Yes, he was 94. Still, I am sad about the passing of President George H.W. Bush. What a great and honorable life he lived. And what a smile—in success and failure, despite the death of a child, and living an increasingly public life even after his presidency…this mostly because of two other children in politics.
I was honored to have spent a bit of time with this president. Not that anyone has asked, but my memories of President Bush include eating the “souse” (look it up) he had ordered to be served in The Blue room of The White House. I swear I can still taste it!
* * *
I remember once leaving a backstage area with my wife, Polly…
We’d been at The White House that afternoon and the president was in as happy a state of mind as, I suppose, anyone ever gets. The (first) Gulf War had been ended in 100 days—a stunning victory for our country with an unprecedented low number of American casualties.
That evening after speaking, Polly and I waved to a crowd of happy people as we got into a limo for the short ride back to the hotel. The crowd had been effusive with all eyes on the president and standing ovations for his every word or move.
That day, it had been announced that President Bush had an 89% approval rating. It was the highest any president had ever scored. (FDR had come closest with an 83% in 1938).
Headed to the hotel, Polly and I marveled at the evening’s magic and listened to groups of onlookers chant “Bush! Bush!” as we rode by. A thought occurred to me and I spoke it aloud to my wife. I said, “Who will the Democrats even run against him in November? Nobody will accept the nomination. They’ll already know they haven’t a chance to win!”
Polly and I both remember well the words I spoke in that moment. 19 months later, the president lost badly to a previously unknown governor from Arkansas. And I’ve never since had faith in a public opinion poll…
* * *
Every year, whoever the president might be, there is an event called The President’s Charity held at Ford’s Theater for the preservation of that historic landmark. Traditionally, the president personally chooses the speaker, artist, entertainer—or all three—for the evening’s celebration.
One particular year, I was the only “spoken word artist” the president had chosen. The line-up included The Oak Ridge Boys, Randy Travis, Alan Jackson, Alabama, Garth Brooks…and me. My seven minutes was situated somewhere in the middle. Honestly, I don’t remember who performed before me or after. I don’t even remember much of what I did that evening. I do, however, remember what happened as I began my remarks.

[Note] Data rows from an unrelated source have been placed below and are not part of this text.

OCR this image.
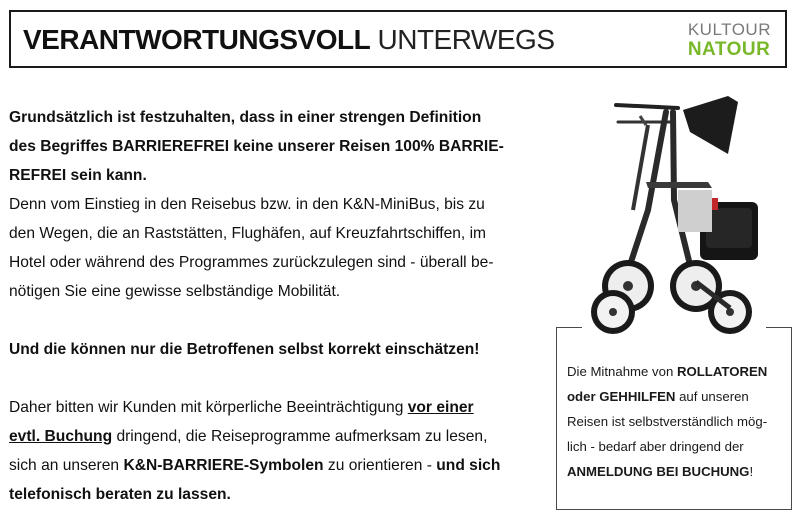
VERANTWORTUNGSVOLL UNTERWEGS	KULTOUR
NATOUR

Grundsätzlich ist festzuhalten, dass in einer strengen Definition
des Begriffes BARRIEREFREI keine unserer Reisen 100% BARRIE-
REFREI sein kann.
Denn vom Einstieg in den Reisebus bzw. in den K&N-MiniBus, bis zu
den Wegen, die an Raststätten, Flughäfen, auf Kreuzfahrtschiffen, im
Hotel oder während des Programmes zurückzulegen sind - überall be-
nötigen Sie eine gewisse selbständige Mobilität.

Und die können nur die Betroffenen selbst korrekt einschätzen!

Daher bitten wir Kunden mit körperliche Beeinträchtigung vor einer
evtl. Buchung dringend, die Reiseprogramme aufmerksam zu lesen,
sich an unseren K&N-BARRIERE-Symbolen zu orientieren - und sich
telefonisch beraten zu lassen.

Die Mitnahme von ROLLATOREN
oder GEHHILFEN auf unseren
Reisen ist selbstverständlich mög-
lich - bedarf aber dringend der
ANMELDUNG BEI BUCHUNG!
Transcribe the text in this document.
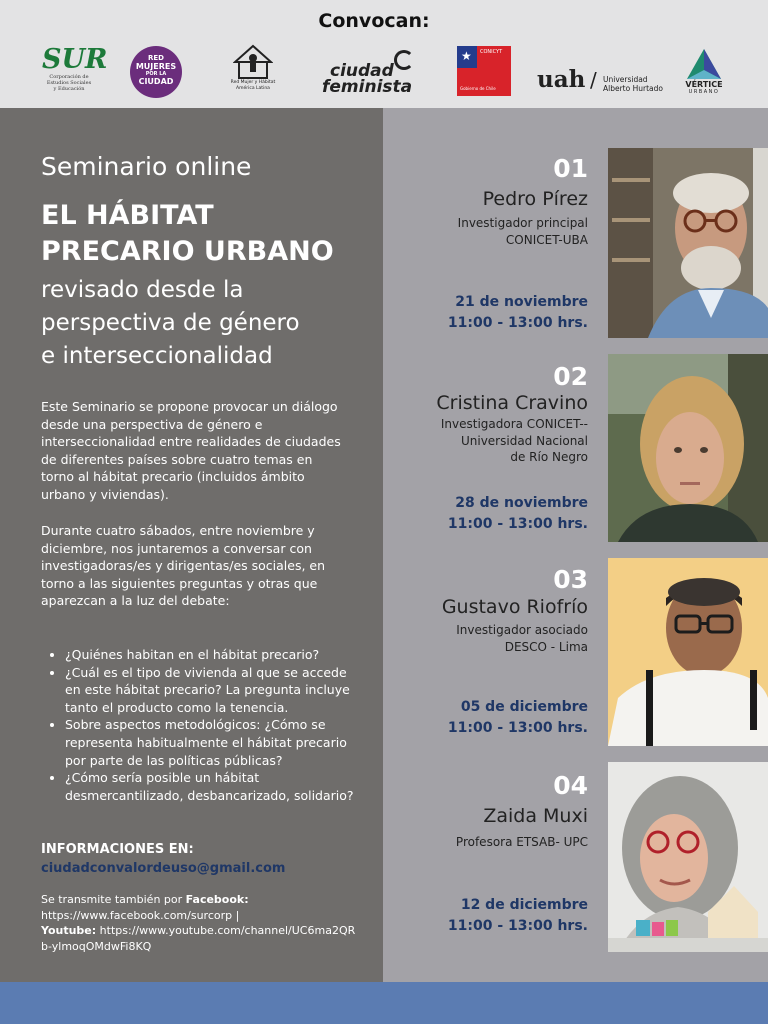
Convocan:
SUR
Corporación de
Estudios Sociales
y Educación
RED
MUJERES
POR LA
CIUDAD	Red Mujer y Hábitat
América Latina
ciudad
feminista
★ CONICYT
Gobierno de Chile uah / Universidad
Alberto Hurtado	VÉRTICE
URBANO
Seminario online
EL HÁBITAT
PRECARIO URBANO
revisado desde la
perspectiva de género
e interseccionalidad
Este Seminario se propone provocar un diálogo desde una perspectiva de género e interseccionalidad entre realidades de ciudades de diferentes países sobre cuatro temas en torno al hábitat precario (incluidos ámbito urbano y viviendas).
Durante cuatro sábados, entre noviembre y diciembre, nos juntaremos a conversar con investigadoras/es y dirigentas/es sociales, en torno a las siguientes preguntas y otras que aparezcan a la luz del debate:
• ¿Quiénes habitan en el hábitat precario?
• ¿Cuál es el tipo de vivienda al que se accede en este hábitat precario? La pregunta incluye tanto el producto como la tenencia.
• Sobre aspectos metodológicos: ¿Cómo se representa habitualmente el hábitat precario por parte de las políticas públicas?
• ¿Cómo sería posible un hábitat desmercantilizado, desbancarizado, solidario?
INFORMACIONES EN:
ciudadconvalordeuso@gmail.com
Se transmite también por Facebook:
https://www.facebook.com/surcorp |
Youtube: https://www.youtube.com/channel/UC6ma2QRb-ylmoqOMdwFi8KQ
01
Pedro Pírez
Investigador principal
CONICET-UBA
21 de noviembre
11:00 - 13:00 hrs.
02
Cristina Cravino
Investigadora CONICET--
Universidad Nacional
de Río Negro
28 de noviembre
11:00 - 13:00 hrs.
03
Gustavo Riofrío
Investigador asociado
DESCO - Lima
05 de diciembre
11:00 - 13:00 hrs.
04
Zaida Muxi
Profesora ETSAB- UPC
12 de diciembre
11:00 - 13:00 hrs.
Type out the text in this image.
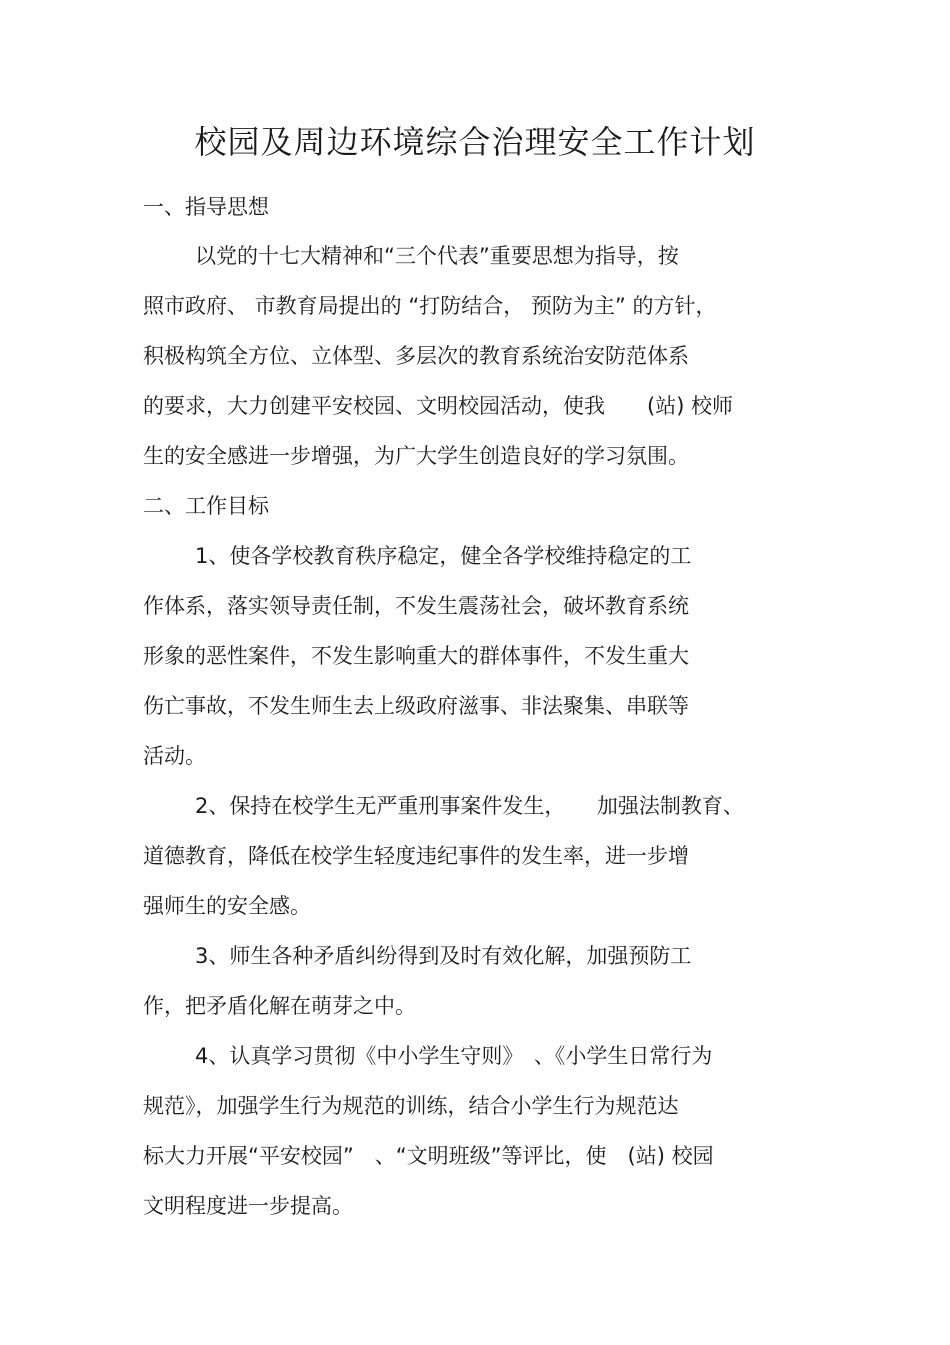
校园及周边环境综合治理安全工作计划
一、指导思想
以党的十七大精神和“三个代表”重要思想为指导，按
照市政府、 市教育局提出的 “打防结合， 预防为主” 的方针，
积极构筑全方位、立体型、多层次的教育系统治安防范体系
的要求，大力创建平安校园、文明校园活动，使我　　(站) 校师
生的安全感进一步增强，为广大学生创造良好的学习氛围。
二、工作目标
1、使各学校教育秩序稳定，健全各学校维持稳定的工
作体系，落实领导责任制，不发生震荡社会，破坏教育系统
形象的恶性案件，不发生影响重大的群体事件，不发生重大
伤亡事故，不发生师生去上级政府滋事、非法聚集、串联等
活动。
2、保持在校学生无严重刑事案件发生，　　加强法制教育、
道德教育，降低在校学生轻度违纪事件的发生率，进一步增
强师生的安全感。
3、师生各种矛盾纠纷得到及时有效化解，加强预防工
作，把矛盾化解在萌芽之中。
4、认真学习贯彻《中小学生守则》　、《小学生日常行为
规范》，加强学生行为规范的训练，结合小学生行为规范达
标大力开展“平安校园”　、“文明班级”等评比，使　(站) 校园
文明程度进一步提高。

The event was broadcast live on ABC. Actor John Ritter was the emcee. I waited in the wings, listening as he introduced me. When the polite applause began, I walked on to the stage and realized that it was the first time I had even been in the theater. The first thing I noticed was that there were two balconies. Glancing up and to the left, I spotted the draped box of eight seats where President Abraham Lincoln had been assassinated.
Moving to the center of the stage, I looked down and into the audience. One couldn’t help but notice the President of the United States in the very middle of the front row. He and Barbara were holding hands. To their left sat the Vice-President, Dan Quayle and his wife, Marilyn. To the president’s right, Morgan Freeman was seated.

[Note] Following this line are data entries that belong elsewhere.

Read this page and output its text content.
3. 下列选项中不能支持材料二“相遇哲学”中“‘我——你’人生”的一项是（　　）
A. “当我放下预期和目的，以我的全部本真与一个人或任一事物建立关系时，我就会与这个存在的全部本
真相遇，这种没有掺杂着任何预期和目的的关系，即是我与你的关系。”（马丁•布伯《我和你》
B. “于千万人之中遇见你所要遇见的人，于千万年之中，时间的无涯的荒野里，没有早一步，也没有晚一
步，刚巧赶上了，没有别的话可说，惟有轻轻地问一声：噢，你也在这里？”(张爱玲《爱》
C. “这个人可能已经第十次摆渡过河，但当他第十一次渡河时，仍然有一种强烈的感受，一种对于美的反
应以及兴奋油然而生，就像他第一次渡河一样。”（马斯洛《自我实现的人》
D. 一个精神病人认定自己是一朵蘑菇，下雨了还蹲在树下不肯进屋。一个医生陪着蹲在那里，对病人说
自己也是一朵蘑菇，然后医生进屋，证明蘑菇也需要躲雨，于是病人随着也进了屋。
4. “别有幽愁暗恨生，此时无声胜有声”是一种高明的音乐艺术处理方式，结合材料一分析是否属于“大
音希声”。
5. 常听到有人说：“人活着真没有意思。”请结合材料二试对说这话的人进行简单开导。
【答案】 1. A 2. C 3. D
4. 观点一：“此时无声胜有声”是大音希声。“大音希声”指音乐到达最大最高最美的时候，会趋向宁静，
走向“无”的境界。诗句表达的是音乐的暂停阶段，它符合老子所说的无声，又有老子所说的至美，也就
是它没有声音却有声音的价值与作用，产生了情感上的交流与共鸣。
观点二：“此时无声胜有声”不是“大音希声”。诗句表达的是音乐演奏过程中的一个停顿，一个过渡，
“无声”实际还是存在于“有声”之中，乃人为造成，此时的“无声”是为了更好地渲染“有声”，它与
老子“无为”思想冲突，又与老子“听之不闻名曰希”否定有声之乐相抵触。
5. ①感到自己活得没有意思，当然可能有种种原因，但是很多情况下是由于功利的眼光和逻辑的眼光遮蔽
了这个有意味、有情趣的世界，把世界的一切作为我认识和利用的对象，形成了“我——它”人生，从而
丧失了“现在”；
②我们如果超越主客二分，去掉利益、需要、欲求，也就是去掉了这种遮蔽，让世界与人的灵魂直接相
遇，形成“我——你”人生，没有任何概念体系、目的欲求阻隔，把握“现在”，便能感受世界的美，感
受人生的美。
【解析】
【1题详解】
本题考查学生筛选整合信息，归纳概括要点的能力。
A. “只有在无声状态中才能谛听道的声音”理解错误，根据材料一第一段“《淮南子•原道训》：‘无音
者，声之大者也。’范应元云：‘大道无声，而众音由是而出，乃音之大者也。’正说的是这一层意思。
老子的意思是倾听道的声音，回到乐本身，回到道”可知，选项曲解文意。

The applause died away and for a moment, I said nothing. With eyes widened, I simply stared into that area of focus, front row, center seats. “I just have to say that I am really nervous with you here,” I said. No one moved. There was a frozen smile on the president’s face, but a tiny bit of uncertainty began to show. Without moving his head, I saw his eyes dart left to Barbara, then back to me.
I wiped my palms on the trouser legs of my tuxedo and took a tentative step forward, continuing to peer into the middle of the first row. The audience was eerily still now, everyone focused on what appeared to be happening, certain they were witnessing a disaster and hoping that for God’s sake, someone would come rescue this terrified young man.
I spoke again. “To think that I am here on this stage tonight, speaking for someone like you. You…conceivably the most powerful person on the planet at this time…
“And to think that, this evening…you let the president come, too, Mrs. Bush, is just amazing.”
For a long moment, time seemed to stand still, but in reality, there couldn’t have been more than a full second before the audience erupted. President Bush led the applause, laughing and pointing to his wife, The First Lady. She turned a shrugged to the audience as if to express, “What can I say?”
I just stood there, smiling and watching. It might have been the longest laugh I ever got from an audience in my entire career. However, I knew then and still know today, that while the “joke” might have been credited to me, “the moment” was enabled by the President of the United States, his First Lady, the incredible connection they had as a couple, and their sense of humor.